North Dakota entered the year with very few expectations. The team had only one winning season in the previous five years, had only two NHL draft picks on the roster and was seven years removed from their last NCAA tournament appearance. They had been improving under 3rd-year coach Dean Blais, but the team had yet to regain the prominence that the Fighting Sioux once possessed.[2]
Fast start
While they were picked to finish 5th in the WCHA by the preseason coaches poll,[3] the Sioux open with a six-game winning streak, albeit against fairly weak competition. Their progress was stymied when they headed to Minneapolis and lost both games to the Golden Gophers. UND split the following two weekends before finally recovering with a pair of wins over Minnesota–Duluth.
Mid-season stumble
The Fighting Sioux won most of their games around the winter break, but when they returned to their conference schedule they couldn't find any consistency. North Dakota split three consecutive weekends in January and headed into the final weekend of the month hoping they could recover their defensive game. League-leading Minnesota was hardly the ideal opponent for North Dakota but two wins over the Gophers tied the season series and set up the possibility that UND could win the WCHA title.
North Dakota went 5–1 over the next three weeks, extending their lead over Minnesota to 4 points.[4] All the Fighting Sioux had to do in the final weekend was earn a single point against Denver and they would guarantee the regular season title for themselves. The Pioneers, however, had other ideas. North Dakota lost both games while Minnesota won both of theirs, leaving the two teams tied with identical conference records. While North Dakota had to share the conference title with the Gophers, they won the tie-breaker between the two and were awarded with the top seed in the WCHA tournament.
Conference tournament
North Dakota opened with two relatively easy home wins over Michigan Tech and advanced to the semifinal at the St. Paul Civic Center. After another comfortable win over Colorado College, North Dakota met Minnesota in the championship and the two teams fought a pitched battle for conference supremacy. The two teams fought back-and-forth all night, ending regulation knotted at 3–3. It's didn't take long to end the game once overtime began when 4th-liner Peter Armbrust fired a rebound into the net at 2:17 to win the championship.[5]
NCAA tournament
The conference title gave North Dakota the second western seed, allowing them to bypass the first round and begin the tournament in the quarterfinal round. They promptly took out ECAC champion Cornell and advanced to the Frozen Four. In the national semifinal North Dakota swiftly built a 3–0 lead on Colorado College. The Tigers responded with two goals to get back into the game but a pair of Fighting Sioux markers 43 seconds apart ended CC's hopes and UND was heading to the championship game.[6]

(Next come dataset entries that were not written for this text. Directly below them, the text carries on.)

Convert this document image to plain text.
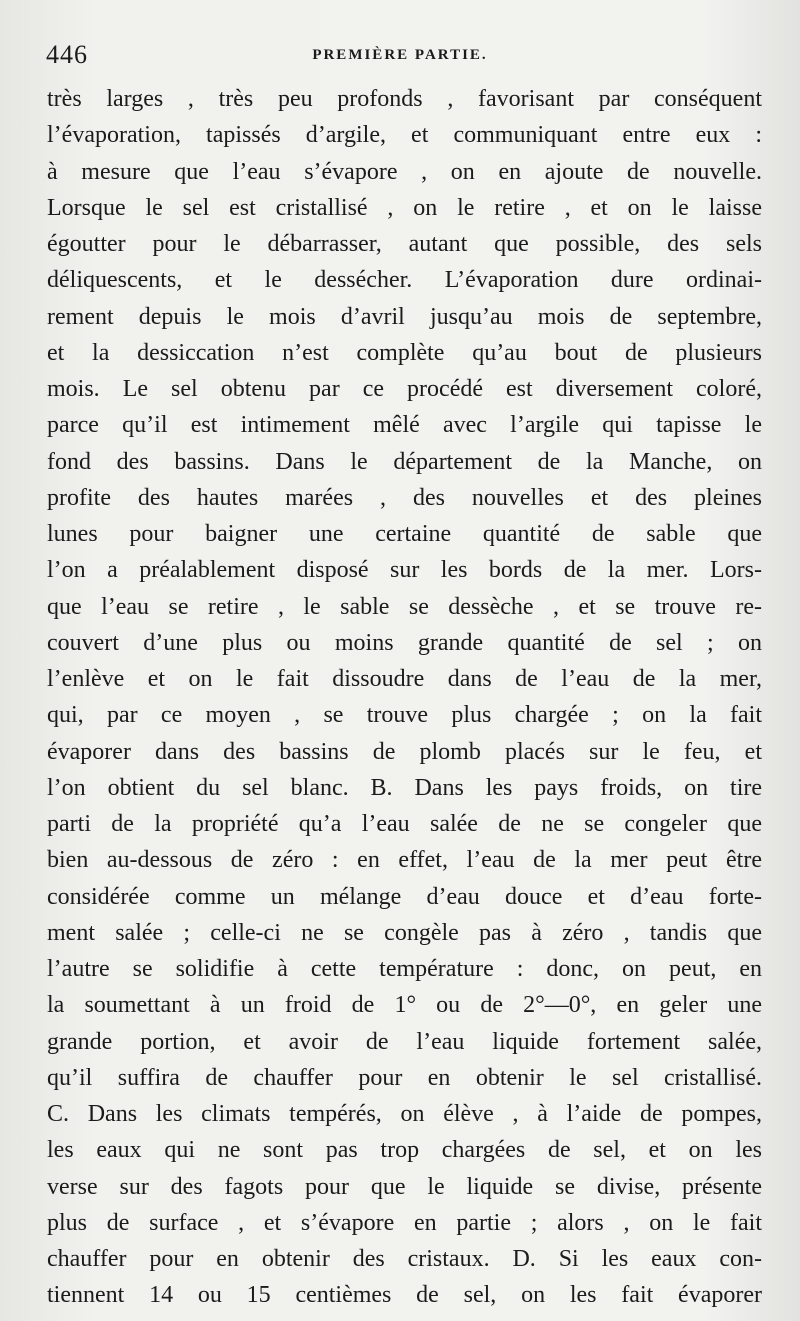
446	PREMIÈRE PARTIE.
très larges , très peu profonds , favorisant par conséquent
l’évaporation, tapissés d’argile, et communiquant entre eux :
à mesure que l’eau s’évapore , on en ajoute de nouvelle.
Lorsque le sel est cristallisé , on le retire , et on le laisse
égoutter pour le débarrasser, autant que possible, des sels
déliquescents, et le dessécher. L’évaporation dure ordinai-
rement depuis le mois d’avril jusqu’au mois de septembre,
et la dessiccation n’est complète qu’au bout de plusieurs
mois. Le sel obtenu par ce procédé est diversement coloré,
parce qu’il est intimement mêlé avec l’argile qui tapisse le
fond des bassins. Dans le département de la Manche, on
profite des hautes marées , des nouvelles et des pleines
lunes pour baigner une certaine quantité de sable que
l’on a préalablement disposé sur les bords de la mer. Lors-
que l’eau se retire , le sable se dessèche , et se trouve re-
couvert d’une plus ou moins grande quantité de sel ; on
l’enlève et on le fait dissoudre dans de l’eau de la mer,
qui, par ce moyen , se trouve plus chargée ; on la fait
évaporer dans des bassins de plomb placés sur le feu, et
l’on obtient du sel blanc. B. Dans les pays froids, on tire
parti de la propriété qu’a l’eau salée de ne se congeler que
bien au-dessous de zéro : en effet, l’eau de la mer peut être
considérée comme un mélange d’eau douce et d’eau forte-
ment salée ; celle-ci ne se congèle pas à zéro , tandis que
l’autre se solidifie à cette température : donc, on peut, en
la soumettant à un froid de 1° ou de 2°—0°, en geler une
grande portion, et avoir de l’eau liquide fortement salée,
qu’il suffira de chauffer pour en obtenir le sel cristallisé.
C. Dans les climats tempérés, on élève , à l’aide de pompes,
les eaux qui ne sont pas trop chargées de sel, et on les
verse sur des fagots pour que le liquide se divise, présente
plus de surface , et s’évapore en partie ; alors , on le fait
chauffer pour en obtenir des cristaux. D. Si les eaux con-
tiennent 14 ou 15 centièmes de sel, on les fait évaporer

In the final it was Boston University who got the jump early, scoring twice in the first. North Dakota was able to turn the game into a track meet in the second and tie the game by the mid-way point. In the 12th minute, Peter Donatelli drew a controversial penalty, giving BU a power play, but it was UND's Matt Henderson who was able to score on the disadvantage. The Terriers tied the game on a separate power play shortly thereafter. UND regained the lead with their own extra-man goal two minutes later and added a fifth goal just before the period ended.
With a two-goal lead, North Dakota played a much more defensive-minded game in the third period. They were able to hold the Terriers off of the scoresheet until the final minute but a goal by Jon Coleman cut the lead to one with less than a minute to play. BU attempted to get control of the puck inside the Sioux end for a chance to tie the game but UND was able to clear the zone and Adam Calder sent the puck into an empty net for the final goal of North Dakota's championship season.[7]
The surprise win by North Dakota in 1997 began a nearly unbroken stretch of 20 years where the program reached the NCAA tournament. In that time they appeared in 10 Frozen Fours and won an additional two National championships.